A growing number of AI-first businesses have emerged with operating models designed around automation, data-driven decision-making and streamlined processes. Rather than using AI solely to improve existing workflows, these organisations have eliminated layers of work and organisational complexity, potentially allowing them to operate faster and at lower cost than traditional competitors.
The shift has significant implications for banks, insurers and FinTech firms, many of which have invested heavily in AI tools to enhance productivity, improve customer experiences and automate routine tasks. However, experts have suggested that many institutions have embedded AI within existing structures, preserving legacy processes and management layers that can limit the technology’s full potential.
As a result, the next phase of competition may be defined not by who adopts AI first, but by who redesigns their business most effectively around it. Organisations that continue to optimise existing work could find themselves competing against AI-first rivals that have removed entire processes and decision-making bottlenecks.
Johan Treutiger, Partner at Arthur D. Little, said, “Your nightmare competitor is not bigger or better funded. It’s AI-first, radically simpler, and has eliminated work you still manage.”
The findings come as financial institutions continue to expand AI deployments across customer service, fraud detection, compliance monitoring, risk management and operational efficiency. While these initiatives have delivered measurable improvements, experts believe the largest gains may come from broader organisational transformation rather than incremental automation.
AI-first organisations are expected to benefit from flatter structures, faster decision-making and greater agility. Such advantages could enable them to launch products more quickly, respond faster to customer needs and operate with significantly lower structural costs.

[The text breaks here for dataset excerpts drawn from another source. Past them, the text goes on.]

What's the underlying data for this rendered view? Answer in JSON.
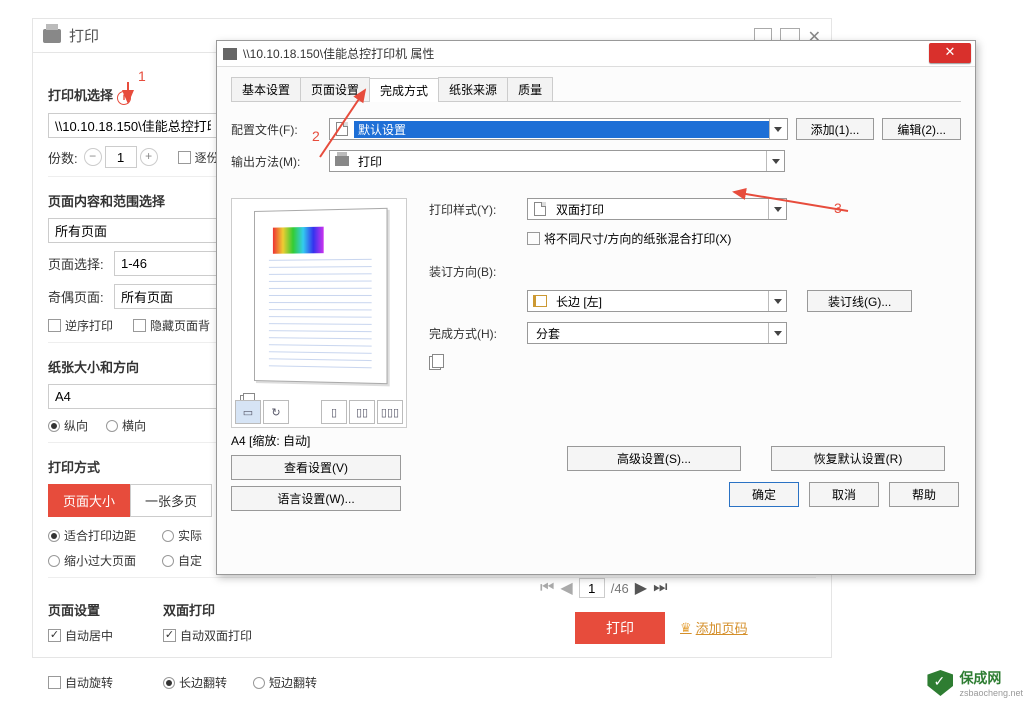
{
  "bg": {
    "title": "打印",
    "printer_select_label": "打印机选择",
    "printer_value": "\\\\10.10.18.150\\佳能总控打印",
    "copies_label": "份数:",
    "copies_value": "1",
    "copies_checkbox": "逐份",
    "content_range_title": "页面内容和范围选择",
    "all_pages": "所有页面",
    "page_select_label": "页面选择:",
    "page_select_value": "1-46",
    "odd_even_label": "奇偶页面:",
    "odd_even_value": "所有页面",
    "reverse_print": "逆序打印",
    "hide_bg": "隐藏页面背",
    "paper_size_title": "纸张大小和方向",
    "paper_size": "A4",
    "orient_portrait": "纵向",
    "orient_landscape": "横向",
    "print_mode_title": "打印方式",
    "toggle_page_size": "页面大小",
    "toggle_multi": "一张多页",
    "fit_margin": "适合打印边距",
    "actual": "实际",
    "shrink": "缩小过大页面",
    "custom": "自定",
    "page_settings_title": "页面设置",
    "duplex_title": "双面打印",
    "auto_center": "自动居中",
    "auto_rotate": "自动旋转",
    "auto_duplex": "自动双面打印",
    "long_edge": "长边翻转",
    "short_edge": "短边翻转"
  },
  "dlg": {
    "title": "\\\\10.10.18.150\\佳能总控打印机 属性",
    "tabs": [
      "基本设置",
      "页面设置",
      "完成方式",
      "纸张来源",
      "质量"
    ],
    "active_tab": 2,
    "profile_label": "配置文件(F):",
    "profile_value": "默认设置",
    "add_btn": "添加(1)...",
    "edit_btn": "编辑(2)...",
    "output_label": "输出方法(M):",
    "output_value": "打印",
    "print_style_label": "打印样式(Y):",
    "print_style_value": "双面打印",
    "mix_sizes": "将不同尺寸/方向的纸张混合打印(X)",
    "binding_dir_label": "装订方向(B):",
    "binding_dir_value": "长边 [左]",
    "binding_btn": "装订线(G)...",
    "finish_label": "完成方式(H):",
    "finish_value": "分套",
    "preview_caption": "A4 [缩放: 自动]",
    "view_settings_btn": "查看设置(V)",
    "lang_settings_btn": "语言设置(W)...",
    "advanced_btn": "高级设置(S)...",
    "restore_btn": "恢复默认设置(R)",
    "ok": "确定",
    "cancel": "取消",
    "help": "帮助"
  },
  "annotations": {
    "n1": "1",
    "n2": "2",
    "n3": "3"
  },
  "pager": {
    "current": "1",
    "total": "/46"
  },
  "actions": {
    "print": "打印",
    "add_page": "添加页码"
  },
  "watermark": {
    "name": "保成网",
    "url": "zsbaocheng.net"
  }
}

Petter Kilefors, Partner at Arthur D. Little, said, “The real AI divide is not between adopters and non-adopters, but between those who optimise work and those who eliminate it.”
The discussion reflected a wider debate across the financial services sector about the future role of AI. As institutions continue to invest in advanced technologies, attention is increasingly shifting towards operating models, governance frameworks and organisational design.
For banks and FinTechs alike, the challenge may no longer be whether to adopt AI, but how deeply they are willing to transform their businesses around it. Those that embrace structural change could be better positioned to compete in a market increasingly shaped by AI-first competitors.